Gasamagera, who was speaking at the opening the second edition of Made-in-Rwanda exhibition at Expo Grounds in Gikondo, suggested that for Rwandan products to compete more, some measures needed to be taken.
“The Government should give Made-in-Rwanda products like construction materials and office equipment preferential treatment during tendering processes. We are also of the idea that, if possible, a law stipulating that at least 50 per cent of products used in construction or in offices should be locally made be considered,” he said.

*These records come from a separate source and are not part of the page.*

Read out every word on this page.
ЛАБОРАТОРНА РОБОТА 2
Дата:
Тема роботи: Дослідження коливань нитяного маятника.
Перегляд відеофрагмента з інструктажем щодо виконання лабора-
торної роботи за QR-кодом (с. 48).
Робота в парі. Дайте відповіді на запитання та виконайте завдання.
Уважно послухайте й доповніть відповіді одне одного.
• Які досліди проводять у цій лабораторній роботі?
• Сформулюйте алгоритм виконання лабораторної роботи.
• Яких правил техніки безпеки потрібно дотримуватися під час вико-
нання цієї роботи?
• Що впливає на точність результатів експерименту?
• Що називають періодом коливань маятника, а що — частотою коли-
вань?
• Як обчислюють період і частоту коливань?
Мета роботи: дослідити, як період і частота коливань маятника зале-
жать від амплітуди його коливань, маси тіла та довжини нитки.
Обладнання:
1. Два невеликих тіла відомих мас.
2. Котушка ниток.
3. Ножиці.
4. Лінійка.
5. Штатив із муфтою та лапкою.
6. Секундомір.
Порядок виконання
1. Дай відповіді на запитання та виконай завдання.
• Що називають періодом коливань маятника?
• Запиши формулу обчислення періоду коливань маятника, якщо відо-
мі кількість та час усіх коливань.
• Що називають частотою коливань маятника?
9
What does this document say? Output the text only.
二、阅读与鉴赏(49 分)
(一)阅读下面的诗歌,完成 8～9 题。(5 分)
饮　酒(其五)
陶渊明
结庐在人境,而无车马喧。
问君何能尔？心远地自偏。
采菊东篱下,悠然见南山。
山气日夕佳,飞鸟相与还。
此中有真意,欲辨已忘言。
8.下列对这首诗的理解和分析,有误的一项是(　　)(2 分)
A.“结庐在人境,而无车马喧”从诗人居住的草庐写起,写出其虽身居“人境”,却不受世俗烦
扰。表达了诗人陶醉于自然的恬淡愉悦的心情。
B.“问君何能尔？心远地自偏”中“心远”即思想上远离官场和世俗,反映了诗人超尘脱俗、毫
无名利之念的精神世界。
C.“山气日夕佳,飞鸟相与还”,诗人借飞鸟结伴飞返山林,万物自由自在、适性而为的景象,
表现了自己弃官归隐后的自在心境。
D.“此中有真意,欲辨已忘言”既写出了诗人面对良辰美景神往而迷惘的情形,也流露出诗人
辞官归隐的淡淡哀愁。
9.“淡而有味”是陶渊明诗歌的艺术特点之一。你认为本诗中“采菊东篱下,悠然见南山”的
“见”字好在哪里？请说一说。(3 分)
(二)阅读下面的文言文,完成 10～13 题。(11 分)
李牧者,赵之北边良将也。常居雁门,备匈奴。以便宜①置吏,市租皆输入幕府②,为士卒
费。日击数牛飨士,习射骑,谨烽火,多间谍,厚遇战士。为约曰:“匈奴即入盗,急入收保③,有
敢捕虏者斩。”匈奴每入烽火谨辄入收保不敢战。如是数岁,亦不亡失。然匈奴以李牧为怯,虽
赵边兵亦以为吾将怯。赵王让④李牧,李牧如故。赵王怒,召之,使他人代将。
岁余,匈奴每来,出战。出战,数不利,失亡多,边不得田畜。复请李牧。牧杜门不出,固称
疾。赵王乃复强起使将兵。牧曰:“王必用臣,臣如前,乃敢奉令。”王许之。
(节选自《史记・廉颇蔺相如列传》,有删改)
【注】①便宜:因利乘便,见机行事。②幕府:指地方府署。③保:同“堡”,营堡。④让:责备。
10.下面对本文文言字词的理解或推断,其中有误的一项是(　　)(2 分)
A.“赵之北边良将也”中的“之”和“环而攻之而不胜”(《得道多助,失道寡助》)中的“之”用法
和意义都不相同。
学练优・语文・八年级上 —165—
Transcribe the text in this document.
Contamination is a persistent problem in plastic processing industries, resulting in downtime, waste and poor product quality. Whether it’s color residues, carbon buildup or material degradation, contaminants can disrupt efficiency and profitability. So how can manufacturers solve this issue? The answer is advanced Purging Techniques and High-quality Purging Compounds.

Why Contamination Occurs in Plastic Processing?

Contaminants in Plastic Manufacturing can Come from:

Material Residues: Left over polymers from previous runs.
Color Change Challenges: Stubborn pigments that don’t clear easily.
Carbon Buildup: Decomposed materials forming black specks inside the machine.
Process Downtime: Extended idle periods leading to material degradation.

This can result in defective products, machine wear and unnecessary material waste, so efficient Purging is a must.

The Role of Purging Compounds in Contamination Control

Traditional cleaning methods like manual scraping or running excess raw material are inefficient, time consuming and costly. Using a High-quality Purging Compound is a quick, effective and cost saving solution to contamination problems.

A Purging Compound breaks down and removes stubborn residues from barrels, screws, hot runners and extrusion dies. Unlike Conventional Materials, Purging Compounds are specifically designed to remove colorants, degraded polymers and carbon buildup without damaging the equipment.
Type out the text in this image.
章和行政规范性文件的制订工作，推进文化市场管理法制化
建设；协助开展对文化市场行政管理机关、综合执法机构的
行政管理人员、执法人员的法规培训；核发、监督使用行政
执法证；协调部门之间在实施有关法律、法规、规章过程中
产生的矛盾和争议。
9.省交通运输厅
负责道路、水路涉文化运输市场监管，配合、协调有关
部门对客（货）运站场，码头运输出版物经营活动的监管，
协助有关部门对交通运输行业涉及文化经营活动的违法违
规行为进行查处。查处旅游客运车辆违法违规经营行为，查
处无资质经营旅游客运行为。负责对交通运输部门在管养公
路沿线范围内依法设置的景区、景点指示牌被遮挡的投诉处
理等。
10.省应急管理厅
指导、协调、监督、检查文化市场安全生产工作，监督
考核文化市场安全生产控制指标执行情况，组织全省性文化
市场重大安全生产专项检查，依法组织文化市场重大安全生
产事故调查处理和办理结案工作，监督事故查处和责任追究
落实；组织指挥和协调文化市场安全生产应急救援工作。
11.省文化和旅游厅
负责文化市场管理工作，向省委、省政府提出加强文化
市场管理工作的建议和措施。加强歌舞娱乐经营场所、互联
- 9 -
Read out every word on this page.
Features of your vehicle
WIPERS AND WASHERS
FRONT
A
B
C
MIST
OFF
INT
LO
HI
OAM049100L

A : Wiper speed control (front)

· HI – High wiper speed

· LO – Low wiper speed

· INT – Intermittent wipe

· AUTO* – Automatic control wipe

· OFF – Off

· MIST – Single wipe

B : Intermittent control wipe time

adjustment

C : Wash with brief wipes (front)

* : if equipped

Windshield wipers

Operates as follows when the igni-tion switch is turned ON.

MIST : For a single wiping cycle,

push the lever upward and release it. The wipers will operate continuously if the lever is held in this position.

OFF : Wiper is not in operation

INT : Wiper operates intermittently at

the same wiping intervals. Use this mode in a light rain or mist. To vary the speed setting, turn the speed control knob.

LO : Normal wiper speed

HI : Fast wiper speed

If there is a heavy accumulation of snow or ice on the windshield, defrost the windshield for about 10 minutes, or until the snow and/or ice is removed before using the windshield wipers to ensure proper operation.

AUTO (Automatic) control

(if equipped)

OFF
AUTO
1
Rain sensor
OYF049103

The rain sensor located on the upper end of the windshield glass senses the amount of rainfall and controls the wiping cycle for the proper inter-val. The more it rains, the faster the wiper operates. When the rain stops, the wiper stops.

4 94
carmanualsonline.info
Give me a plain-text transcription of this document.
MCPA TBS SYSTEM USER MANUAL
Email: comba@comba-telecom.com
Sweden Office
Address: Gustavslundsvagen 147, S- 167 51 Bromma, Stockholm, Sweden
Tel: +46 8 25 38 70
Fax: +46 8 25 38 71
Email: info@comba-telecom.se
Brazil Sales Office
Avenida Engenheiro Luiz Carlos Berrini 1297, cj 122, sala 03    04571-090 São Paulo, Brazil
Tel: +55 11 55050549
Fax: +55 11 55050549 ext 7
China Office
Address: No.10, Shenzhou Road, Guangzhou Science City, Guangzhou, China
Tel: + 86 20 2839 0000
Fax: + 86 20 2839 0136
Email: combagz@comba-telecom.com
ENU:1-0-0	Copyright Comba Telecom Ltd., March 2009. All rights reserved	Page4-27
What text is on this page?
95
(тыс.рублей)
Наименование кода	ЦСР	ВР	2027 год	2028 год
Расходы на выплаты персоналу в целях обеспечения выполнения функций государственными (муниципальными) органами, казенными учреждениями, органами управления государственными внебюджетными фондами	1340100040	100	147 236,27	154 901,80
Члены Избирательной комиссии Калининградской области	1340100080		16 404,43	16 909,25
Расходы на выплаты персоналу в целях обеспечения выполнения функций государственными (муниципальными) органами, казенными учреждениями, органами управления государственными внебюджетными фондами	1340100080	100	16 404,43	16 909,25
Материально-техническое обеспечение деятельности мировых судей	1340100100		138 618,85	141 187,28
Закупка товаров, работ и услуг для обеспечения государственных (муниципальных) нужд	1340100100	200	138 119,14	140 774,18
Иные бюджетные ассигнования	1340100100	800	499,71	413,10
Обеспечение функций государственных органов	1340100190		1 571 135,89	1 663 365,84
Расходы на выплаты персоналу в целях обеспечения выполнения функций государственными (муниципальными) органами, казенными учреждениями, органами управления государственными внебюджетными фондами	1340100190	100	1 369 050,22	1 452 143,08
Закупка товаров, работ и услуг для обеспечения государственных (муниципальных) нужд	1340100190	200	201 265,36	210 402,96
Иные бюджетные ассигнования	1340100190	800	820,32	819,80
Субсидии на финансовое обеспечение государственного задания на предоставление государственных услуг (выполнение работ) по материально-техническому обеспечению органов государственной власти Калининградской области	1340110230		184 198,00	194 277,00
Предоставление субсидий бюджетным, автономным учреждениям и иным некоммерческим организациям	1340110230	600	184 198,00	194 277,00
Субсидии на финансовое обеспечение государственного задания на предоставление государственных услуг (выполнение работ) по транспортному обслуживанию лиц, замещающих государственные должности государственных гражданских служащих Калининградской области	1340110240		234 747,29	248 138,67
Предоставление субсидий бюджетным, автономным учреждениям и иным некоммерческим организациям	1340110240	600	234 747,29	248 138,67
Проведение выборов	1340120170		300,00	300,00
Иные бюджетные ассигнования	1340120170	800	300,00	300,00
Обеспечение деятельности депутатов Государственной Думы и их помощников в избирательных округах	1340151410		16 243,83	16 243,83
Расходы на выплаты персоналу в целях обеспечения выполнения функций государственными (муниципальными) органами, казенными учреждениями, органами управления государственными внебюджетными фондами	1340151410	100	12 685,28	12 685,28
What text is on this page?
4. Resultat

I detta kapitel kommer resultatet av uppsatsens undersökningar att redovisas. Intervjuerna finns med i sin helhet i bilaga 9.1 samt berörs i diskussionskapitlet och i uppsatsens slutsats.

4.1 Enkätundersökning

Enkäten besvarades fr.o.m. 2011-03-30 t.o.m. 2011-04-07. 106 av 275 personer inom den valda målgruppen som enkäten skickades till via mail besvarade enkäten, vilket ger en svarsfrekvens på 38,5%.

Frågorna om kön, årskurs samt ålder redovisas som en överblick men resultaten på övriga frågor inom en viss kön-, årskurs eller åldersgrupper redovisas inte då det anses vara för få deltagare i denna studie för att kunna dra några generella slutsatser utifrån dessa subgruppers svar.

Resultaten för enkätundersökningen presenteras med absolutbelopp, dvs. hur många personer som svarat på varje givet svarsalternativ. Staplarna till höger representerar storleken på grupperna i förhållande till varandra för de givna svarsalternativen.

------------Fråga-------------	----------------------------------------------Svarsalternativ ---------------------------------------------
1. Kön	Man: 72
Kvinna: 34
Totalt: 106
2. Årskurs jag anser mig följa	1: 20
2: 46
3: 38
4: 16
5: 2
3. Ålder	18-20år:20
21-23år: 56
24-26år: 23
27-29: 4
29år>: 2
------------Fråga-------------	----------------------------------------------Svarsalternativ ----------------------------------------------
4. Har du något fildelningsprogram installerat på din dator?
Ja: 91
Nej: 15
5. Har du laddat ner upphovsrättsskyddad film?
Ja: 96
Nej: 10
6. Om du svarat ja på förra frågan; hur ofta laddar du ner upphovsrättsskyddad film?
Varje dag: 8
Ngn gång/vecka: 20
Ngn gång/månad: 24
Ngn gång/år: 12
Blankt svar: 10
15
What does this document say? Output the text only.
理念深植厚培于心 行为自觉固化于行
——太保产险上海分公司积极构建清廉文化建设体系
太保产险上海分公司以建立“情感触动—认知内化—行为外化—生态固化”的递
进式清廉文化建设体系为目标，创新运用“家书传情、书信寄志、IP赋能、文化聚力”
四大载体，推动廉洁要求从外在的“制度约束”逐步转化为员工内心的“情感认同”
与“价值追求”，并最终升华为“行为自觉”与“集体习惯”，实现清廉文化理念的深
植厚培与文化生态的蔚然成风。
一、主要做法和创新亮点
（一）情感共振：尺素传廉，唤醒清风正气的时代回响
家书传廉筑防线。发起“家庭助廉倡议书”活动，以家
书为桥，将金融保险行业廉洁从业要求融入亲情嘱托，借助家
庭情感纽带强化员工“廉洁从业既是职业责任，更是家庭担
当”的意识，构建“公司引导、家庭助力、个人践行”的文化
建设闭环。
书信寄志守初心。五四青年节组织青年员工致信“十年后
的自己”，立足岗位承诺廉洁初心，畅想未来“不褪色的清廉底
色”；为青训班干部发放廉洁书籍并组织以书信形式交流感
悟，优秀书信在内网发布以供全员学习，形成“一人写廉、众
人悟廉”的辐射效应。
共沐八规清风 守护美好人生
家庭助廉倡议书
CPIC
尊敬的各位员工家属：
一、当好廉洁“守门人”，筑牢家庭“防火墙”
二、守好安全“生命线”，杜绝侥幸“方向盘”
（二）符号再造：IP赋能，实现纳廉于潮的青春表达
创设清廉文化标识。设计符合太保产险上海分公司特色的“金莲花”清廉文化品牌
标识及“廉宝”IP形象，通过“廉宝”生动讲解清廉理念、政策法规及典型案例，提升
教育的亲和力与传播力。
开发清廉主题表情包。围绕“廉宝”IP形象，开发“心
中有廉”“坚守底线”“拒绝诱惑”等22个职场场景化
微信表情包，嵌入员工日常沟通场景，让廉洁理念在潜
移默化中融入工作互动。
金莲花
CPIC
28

PSF Chairman Benjamin Gasamagera (L), Prime Minister Anastase Murekezi (C), and Minister for Trade, Industry and East African Community Affairs Francois Kanimba officially open the Made in Rwanda Expo yesterday. / Nadege Imbabazi
The Minister for Trade, Industry, and East African Community Affairs, François Kanimba, told the business community that the campaign to promote Made-in-Rwanda products is one of the strategies to bridge the import gap.
Kanimba said although the Government is dedicated to increasing exports, it was also aware that this can only be possible by devising strong programmes that target increasing on productivity, especially in industries.
“We are working with different categories of Rwandans in the area of wealth creation so that they are able to produce more based on quality and their ability to compete on the market. We have a plan to use experts to advise our industrialists. We are working with 15 industries to see how they can produce affordable quality products,” he said.
Guests at the launch of Made in Rwanda Expo yesterday. / Nadege Imbabazi
Opening the expo, Prime Minister Anastase Murekezi told the business community that Rwanda was not doing itself any favours by continuing to import most of its goods.
“Though the export numbers continue to improve, they still remain at a significantly low level as compared to imports. In 2015, we exported goods worth $389m, but we imported goods worth $1,863m meaning that what we imported is four times what we exported. The journey is really long,” he said.
Murekezi said some of the goods the country continues to import can be manufactured locally.
The first ever Made-in-Rwanda expo took place in February this year. The second edition has attracted about 300 traders. It runs until December 20.